In her new book-length essay The Selfishness of Others, Kristin Dombek sets out to describe our fear of “the new selfishness,” the widespread narcissism we can’t seem to escape. Is narcissism a cultural contagion? Why do we see it everywhere? Mirroring the lack of warmth we perceive in the narcissist, Dombek sets her essay in the cold, during “a winter when it’s easy enough to find oneself hunched over one’s computer screen, locked in horrified gaze at the self-adoration of others, and look up to find one’s friends talking on and on about themselves, their words frozen and repeating ‘I,’ ‘I,’ ‘I.’”

The first thing to know about narcissism is that we always mean other people’s narcissism. Other people are obsessed with themselves—unlike us, who are empathetic and real. Other people (millennials, bad boyfriends, bad bosses, murderers) don’t seem to possess complete selves. They’re fake, somehow. There’s something missing.

Today, narcissists are likely to be “young people,” close family members, and romantic partners (usually men, being cads). A narcissist is the twenty-year-old gazing at themselves in their phone, your erratic mother-in-law, the boyfriend who suddenly went cold and pursued another woman with the uncanny similarity to the way he pursued you. Thankfully, there’s help available. Dombek quotes in a quietly damning manner from the “narcisphere,” a circle of the internet dedicated to supporting victims of narcissists—websites like www.narcissismaddictionabuse.com, www.naricissismsurvivor.com, www.narcissismcured.com and many more. Across these sites, the narrative of narcissism’s vampiric power, what it means, and what one should do (usually run far away) tends to read the same. As Dombek describes it, “The narcissism websites give you the language for a version of the script; the forum boards help you live inside of it, like living in a movie about the end of time. But this apocalypse can be a romance, just as romance is sometimes most compellingly staged when there is an impending catastrophe to be imagined.”

While support groups and pathological explanations make narcissism feel like a contemporary plague, Dombek shows that the dynamic in which we project emptiness onto a distant, frustrated object of our will is as old as the myth of Narcissus, read correctly. Only the form of our collective disdain has changed. Freud attributed narcissism to women who (because they were flighty and empty-headed) proved immune to his form of treatment. As psychoanalysis yielded more theories for how to treat narcissists, the criteria for narcissism came to mirror the treatment. For instance, for psychologists who believed in confronting the narcissist, the narcissist was the one who resisted confrontation.

I recognized all too well Dombek’s description of the way we attribute emptiness and lack to those we want more from—particularly those we expect to reflect us, our primacy. Once, after I complained about a romantic prospect who proved disappointing, my friend Rachel memorably explained what was wrong with him: “There’s nothing there.

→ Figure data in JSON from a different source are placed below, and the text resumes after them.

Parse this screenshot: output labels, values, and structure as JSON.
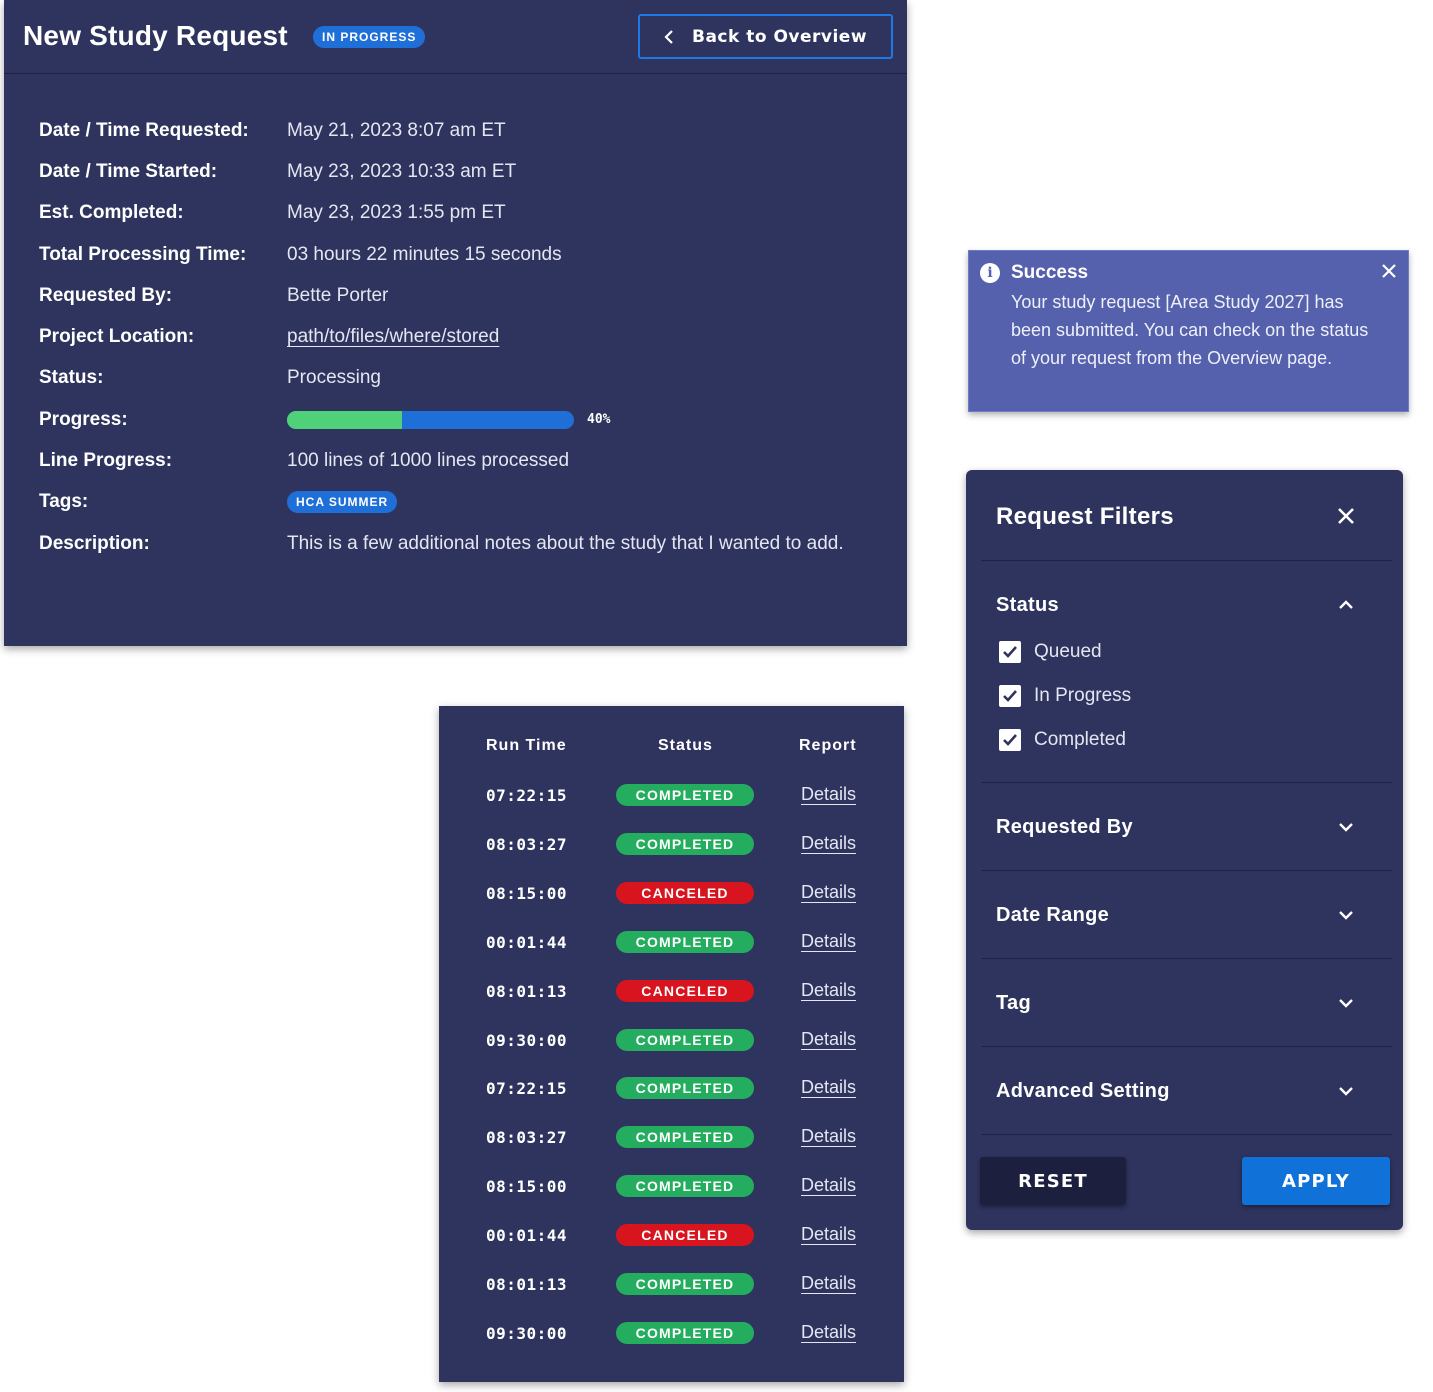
{
  "detail": {
    "title": "New Study Request",
    "status_badge": "IN PROGRESS",
    "back_label": "Back to Overview",
    "fields": {
      "date_requested": {
        "label": "Date / Time Requested:",
        "value": "May 21, 2023 8:07 am ET"
      },
      "date_started": {
        "label": "Date / Time Started:",
        "value": "May 23, 2023 10:33 am ET"
      },
      "est_completed": {
        "label": "Est. Completed:",
        "value": "May 23, 2023 1:55 pm ET"
      },
      "processing_time": {
        "label": "Total Processing Time:",
        "value": "03 hours 22 minutes 15 seconds"
      },
      "requested_by": {
        "label": "Requested By:",
        "value": "Bette Porter"
      },
      "project_location": {
        "label": "Project Location:",
        "value": "path/to/files/where/stored"
      },
      "status": {
        "label": "Status:",
        "value": "Processing"
      },
      "progress": {
        "label": "Progress:",
        "percent": 40,
        "percent_label": "40%"
      },
      "line_progress": {
        "label": "Line Progress:",
        "value": "100 lines of 1000 lines processed"
      },
      "tags": {
        "label": "Tags:",
        "value": "HCA SUMMER"
      },
      "description": {
        "label": "Description:",
        "value": "This is a few additional notes about the study that I wanted to add."
      }
    }
  },
  "toast": {
    "title": "Success",
    "message": "Your study request [Area Study 2027] has been submitted. You can check on the status of your request from the Overview page."
  },
  "runs": {
    "headers": {
      "run_time": "Run Time",
      "status": "Status",
      "report": "Report"
    },
    "rows": [
      {
        "time": "07:22:15",
        "status": "COMPLETED",
        "report": "Details"
      },
      {
        "time": "08:03:27",
        "status": "COMPLETED",
        "report": "Details"
      },
      {
        "time": "08:15:00",
        "status": "CANCELED",
        "report": "Details"
      },
      {
        "time": "00:01:44",
        "status": "COMPLETED",
        "report": "Details"
      },
      {
        "time": "08:01:13",
        "status": "CANCELED",
        "report": "Details"
      },
      {
        "time": "09:30:00",
        "status": "COMPLETED",
        "report": "Details"
      },
      {
        "time": "07:22:15",
        "status": "COMPLETED",
        "report": "Details"
      },
      {
        "time": "08:03:27",
        "status": "COMPLETED",
        "report": "Details"
      },
      {
        "time": "08:15:00",
        "status": "COMPLETED",
        "report": "Details"
      },
      {
        "time": "00:01:44",
        "status": "CANCELED",
        "report": "Details"
      },
      {
        "time": "08:01:13",
        "status": "COMPLETED",
        "report": "Details"
      },
      {
        "time": "09:30:00",
        "status": "COMPLETED",
        "report": "Details"
      }
    ]
  },
  "filters": {
    "title": "Request Filters",
    "status_section": {
      "label": "Status",
      "expanded": true,
      "options": [
        {
          "label": "Queued",
          "checked": true
        },
        {
          "label": "In Progress",
          "checked": true
        },
        {
          "label": "Completed",
          "checked": true
        }
      ]
    },
    "sections": [
      {
        "label": "Requested By",
        "expanded": false
      },
      {
        "label": "Date Range",
        "expanded": false
      },
      {
        "label": "Tag",
        "expanded": false
      },
      {
        "label": "Advanced Setting",
        "expanded": false
      }
    ],
    "reset_label": "RESET",
    "apply_label": "APPLY"
  },
  "colors": {
    "panel_bg": "#2f345e",
    "accent_blue": "#1f6fd9",
    "progress_green": "#4fd17a",
    "completed_green": "#24ad5e",
    "canceled_red": "#d8141f",
    "toast_bg": "#5561ad"
  }
}
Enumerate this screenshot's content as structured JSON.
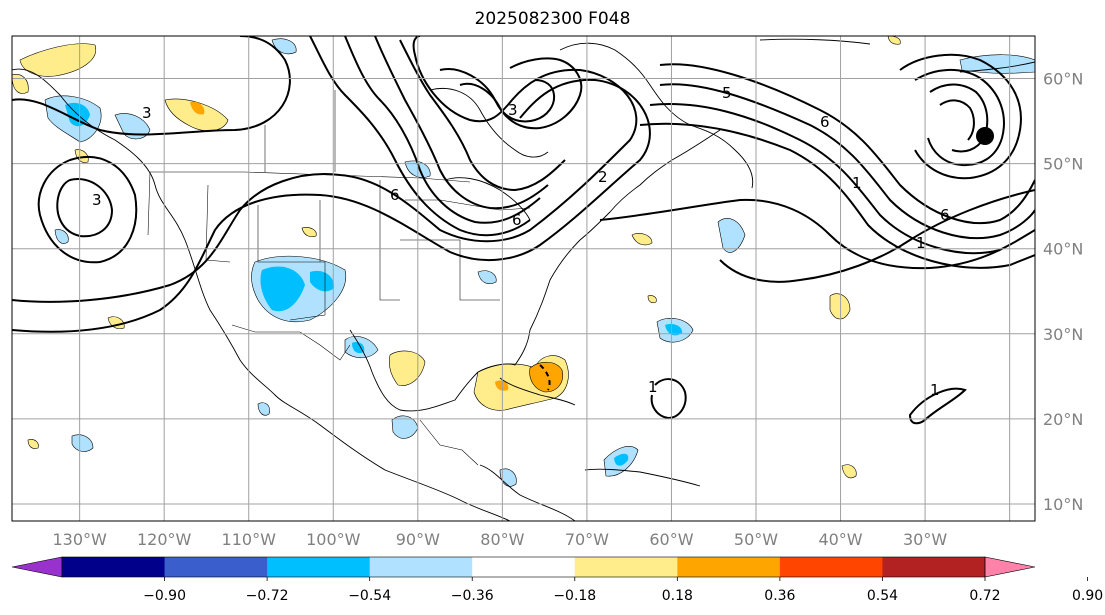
{
  "title": "2025082300 F048",
  "map": {
    "lon_range": [
      -138,
      -17
    ],
    "lat_range": [
      8,
      65
    ],
    "grid_lons": [
      -130,
      -120,
      -110,
      -100,
      -90,
      -80,
      -70,
      -60,
      -50,
      -40,
      -30,
      -20
    ],
    "grid_lats": [
      10,
      20,
      30,
      40,
      50,
      60
    ],
    "lon_labels": [
      "130°W",
      "120°W",
      "110°W",
      "100°W",
      "90°W",
      "80°W",
      "70°W",
      "60°W",
      "50°W",
      "40°W",
      "30°W"
    ],
    "lat_labels": [
      "10°N",
      "20°N",
      "30°N",
      "40°N",
      "50°N",
      "60°N"
    ],
    "gridline_color": "#a0a0a0",
    "label_color": "#808080"
  },
  "contour_labels": [
    "3",
    "3",
    "3",
    "6",
    "6",
    "6",
    "6",
    "1",
    "1",
    "2",
    "5",
    "1",
    "1"
  ],
  "colorbar": {
    "ticks": [
      "−0.90",
      "−0.72",
      "−0.54",
      "−0.36",
      "−0.18",
      "0.18",
      "0.36",
      "0.54",
      "0.72",
      "0.90"
    ],
    "colors": [
      "#9932cc",
      "#00008b",
      "#3a5fcd",
      "#00bfff",
      "#b0e2ff",
      "#ffffff",
      "#ffec8b",
      "#ffa500",
      "#ff4500",
      "#b22222",
      "#ff82ab"
    ],
    "extend": "both"
  }
}
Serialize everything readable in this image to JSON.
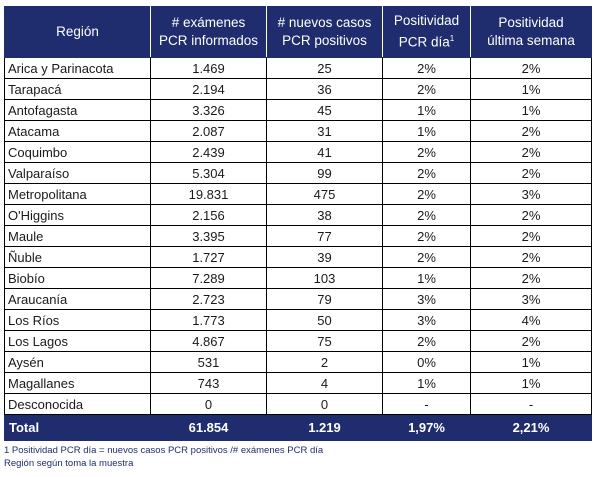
{
  "table": {
    "headers": {
      "region": "Región",
      "examenes_l1": "# exámenes",
      "examenes_l2": "PCR informados",
      "casos_l1": "# nuevos casos",
      "casos_l2": "PCR positivos",
      "pos_dia_l1": "Positividad",
      "pos_dia_l2": "PCR día",
      "pos_dia_sup": "1",
      "pos_sem_l1": "Positividad",
      "pos_sem_l2": "última semana"
    },
    "rows": [
      {
        "region": "Arica y Parinacota",
        "examenes": "1.469",
        "casos": "25",
        "pos_dia": "2%",
        "pos_sem": "2%"
      },
      {
        "region": "Tarapacá",
        "examenes": "2.194",
        "casos": "36",
        "pos_dia": "2%",
        "pos_sem": "1%"
      },
      {
        "region": "Antofagasta",
        "examenes": "3.326",
        "casos": "45",
        "pos_dia": "1%",
        "pos_sem": "1%"
      },
      {
        "region": "Atacama",
        "examenes": "2.087",
        "casos": "31",
        "pos_dia": "1%",
        "pos_sem": "2%"
      },
      {
        "region": "Coquimbo",
        "examenes": "2.439",
        "casos": "41",
        "pos_dia": "2%",
        "pos_sem": "2%"
      },
      {
        "region": "Valparaíso",
        "examenes": "5.304",
        "casos": "99",
        "pos_dia": "2%",
        "pos_sem": "2%"
      },
      {
        "region": "Metropolitana",
        "examenes": "19.831",
        "casos": "475",
        "pos_dia": "2%",
        "pos_sem": "3%"
      },
      {
        "region": "O'Higgins",
        "examenes": "2.156",
        "casos": "38",
        "pos_dia": "2%",
        "pos_sem": "2%"
      },
      {
        "region": "Maule",
        "examenes": "3.395",
        "casos": "77",
        "pos_dia": "2%",
        "pos_sem": "2%"
      },
      {
        "region": "Ñuble",
        "examenes": "1.727",
        "casos": "39",
        "pos_dia": "2%",
        "pos_sem": "2%"
      },
      {
        "region": "Biobío",
        "examenes": "7.289",
        "casos": "103",
        "pos_dia": "1%",
        "pos_sem": "2%"
      },
      {
        "region": "Araucanía",
        "examenes": "2.723",
        "casos": "79",
        "pos_dia": "3%",
        "pos_sem": "3%"
      },
      {
        "region": "Los Ríos",
        "examenes": "1.773",
        "casos": "50",
        "pos_dia": "3%",
        "pos_sem": "4%"
      },
      {
        "region": "Los Lagos",
        "examenes": "4.867",
        "casos": "75",
        "pos_dia": "2%",
        "pos_sem": "2%"
      },
      {
        "region": "Aysén",
        "examenes": "531",
        "casos": "2",
        "pos_dia": "0%",
        "pos_sem": "1%"
      },
      {
        "region": "Magallanes",
        "examenes": "743",
        "casos": "4",
        "pos_dia": "1%",
        "pos_sem": "1%"
      },
      {
        "region": "Desconocida",
        "examenes": "0",
        "casos": "0",
        "pos_dia": "-",
        "pos_sem": "-"
      }
    ],
    "total": {
      "region": "Total",
      "examenes": "61.854",
      "casos": "1.219",
      "pos_dia": "1,97%",
      "pos_sem": "2,21%"
    }
  },
  "footnotes": {
    "line1": "1 Positividad PCR día = nuevos casos PCR positivos /# exámenes PCR día",
    "line2": "Región según toma la muestra"
  },
  "colors": {
    "header_bg": "#1f2d6e",
    "header_text": "#ffffff",
    "note_text": "#1f2d6e"
  }
}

Inside his brain there’s just a stunned possum pulling levers.” The description was beautiful, but while the idea that someone who isn’t prioritizing me is incapable of prioritizing anything meaningful is awfully comforting, the relief was short-lived. The essay’s total argument is too layered for me to properly portray in this space, but at least one gift within the book is the way it precludes the possibility of our own closed, virtuous victimhood when we’d rather explain a problem away. “The selfishness of others is the feeling of your dependence revealed, as their gaze turns away,” Dombek writes. It’s good to admit it; I do kind of think this song is about me.

Maria Bowler is the former assistant digital editor of Commonweal.